Following Canada’s Truth and Reconciliation Commission, a report released this week by the U.S. Department of the Interior detailed the abuse of Indigenous children in government-run schools, with cases of beatings, food withholding and solitary confinement. . It also identified cemeteries at more than 50 of the former schools, saying that “about 19 federal Indian boarding schools were responsible for more than 500 deaths among American Indian, Alaska Native and Native Hawaiian.”
A website that has shaped youth hockey in the United States and Canada, in part by ranking thousands of teams in both countries, has announced that it will stop the practice at the youngest league levels. Neil Lodin, the founder of MYHockey Rankings, described the practice as potentially harmful. Also in hockey, David Waldstein, my colleague from the sports desk, has written a great profile of Louis Domingue from Mont-St.-Hilaire, Quebec. Once the Penguins’ third goalkeeper and now the starter, he has become a cult hero in Pittsburgh during the current playoffs.
The first Italian Open for Bianca Andreescu, the 21-year-old tennis star from Mississauga whose career was hampered by injuries, came to an end during the quarter-finals of the tournament. But Christopher Clarey, the tennis expert at The Times, writes that “With three tournaments in her latest comeback, Andreescu is clearly in a better place and will enter the French Open with momentum on the red clay to match her varied game.”

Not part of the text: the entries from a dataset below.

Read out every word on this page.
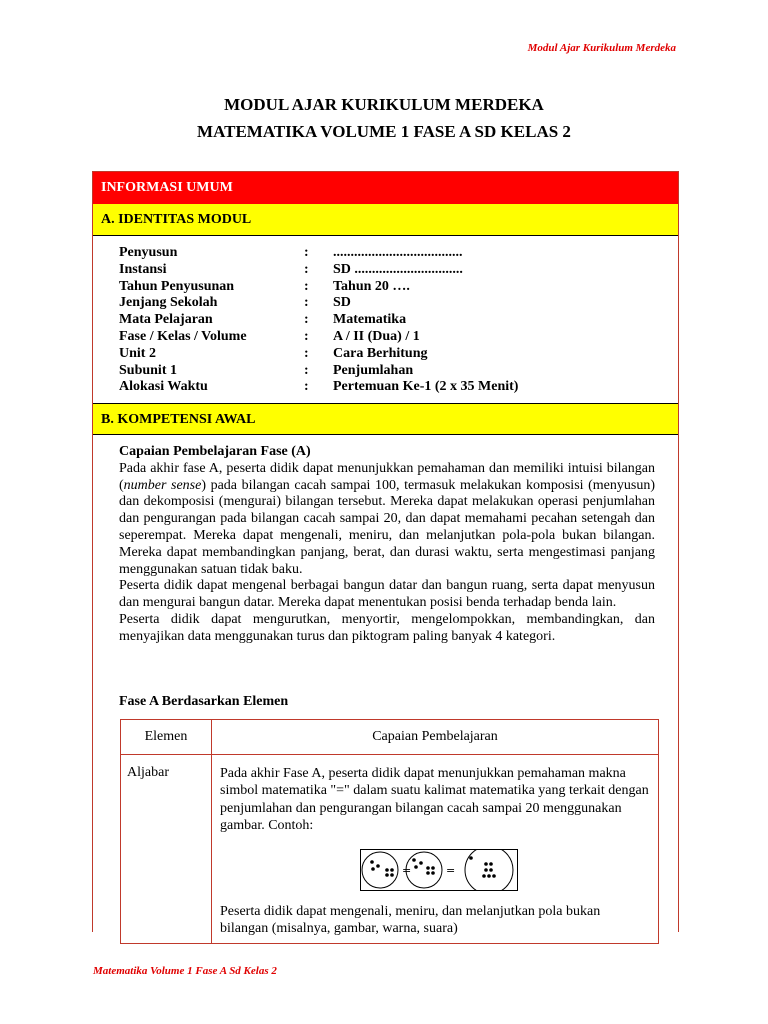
Modul Ajar Kurikulum Merdeka
MODUL AJAR KURIKULUM MERDEKA
MATEMATIKA VOLUME 1 FASE A SD KELAS 2
INFORMASI UMUM
A. IDENTITAS MODUL
Penyusun	:	.....................................
Instansi	:	SD ...............................
Tahun Penyusunan	:	Tahun 20 ….
Jenjang Sekolah	:	SD
Mata Pelajaran	:	Matematika
Fase / Kelas / Volume	:	A / II (Dua) / 1
Unit 2	:	Cara Berhitung
Subunit 1	:	Penjumlahan
Alokasi Waktu	:	Pertemuan Ke-1 (2 x 35 Menit)
B. KOMPETENSI AWAL

Capaian Pembelajaran Fase (A)

Pada akhir fase A, peserta didik dapat menunjukkan pemahaman dan memiliki intuisi bilangan (number sense) pada bilangan cacah sampai 100, termasuk melakukan komposisi (menyusun) dan dekomposisi (mengurai) bilangan tersebut. Mereka dapat melakukan operasi penjumlahan dan pengurangan pada bilangan cacah sampai 20, dan dapat memahami pecahan setengah dan seperempat. Mereka dapat mengenali, meniru, dan melanjutkan pola-pola bukan bilangan. Mereka dapat membandingkan panjang, berat, dan durasi waktu, serta mengestimasi panjang menggunakan satuan tidak baku.

Peserta didik dapat mengenal berbagai bangun datar dan bangun ruang, serta dapat menyusun dan mengurai bangun datar. Mereka dapat menentukan posisi benda terhadap benda lain.

Peserta didik dapat mengurutkan, menyortir, mengelompokkan, membandingkan, dan menyajikan data menggunakan turus dan piktogram paling banyak 4 kategori.

Fase A Berdasarkan Elemen
Elemen	Capaian Pembelajaran
Aljabar	Pada akhir Fase A, peserta didik dapat menunjukkan pemahaman makna simbol matematika "=" dalam suatu kalimat matematika yang terkait dengan penjumlahan dan pengurangan bilangan cacah sampai 20 menggunakan gambar. Contoh:

= =

Peserta didik dapat mengenali, meniru, dan melanjutkan pola bukan bilangan (misalnya, gambar, warna, suara)

Matematika Volume 1 Fase A Sd Kelas 2
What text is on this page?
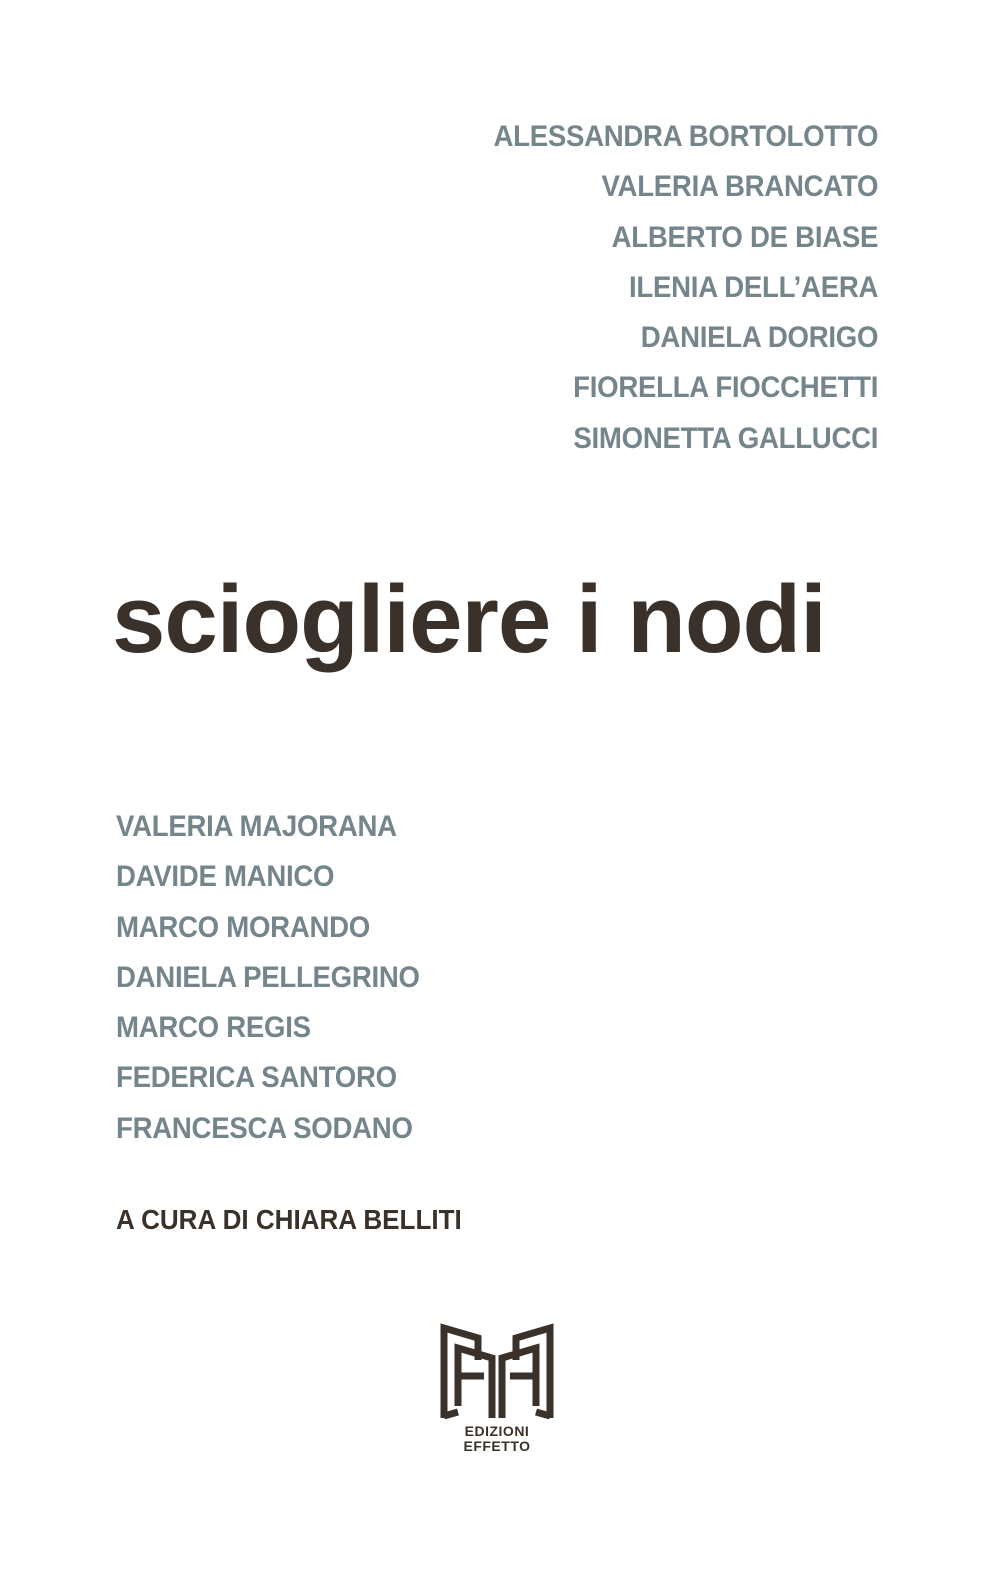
ALESSANDRA BORTOLOTTO
VALERIA BRANCATO
ALBERTO DE BIASE
ILENIA DELL’AERA
DANIELA DORIGO
FIORELLA FIOCCHETTI
SIMONETTA GALLUCCI
sciogliere i nodi
VALERIA MAJORANA
DAVIDE MANICO
MARCO MORANDO
DANIELA PELLEGRINO
MARCO REGIS
FEDERICA SANTORO
FRANCESCA SODANO
A CURA DI CHIARA BELLITI
EDIZIONI
EFFETTO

Martha Wainwright, the singer-songwriter from Montreal, has a new memoir, in which the member of the famed musical family says she’s happy to “unleash this No. 4 story on the totem pole.”
In DailyExpertNews Book Review, critic Nathaniel Rich writes that the latest book by Vaclav Smil, a scholar and professor at the University of Manitoba, “is essentially a plea for agnosticism and, believe it or not, humility – the rarest earth metal of all. His most valuable statements concern the impossibility of acting with perfect foresight.”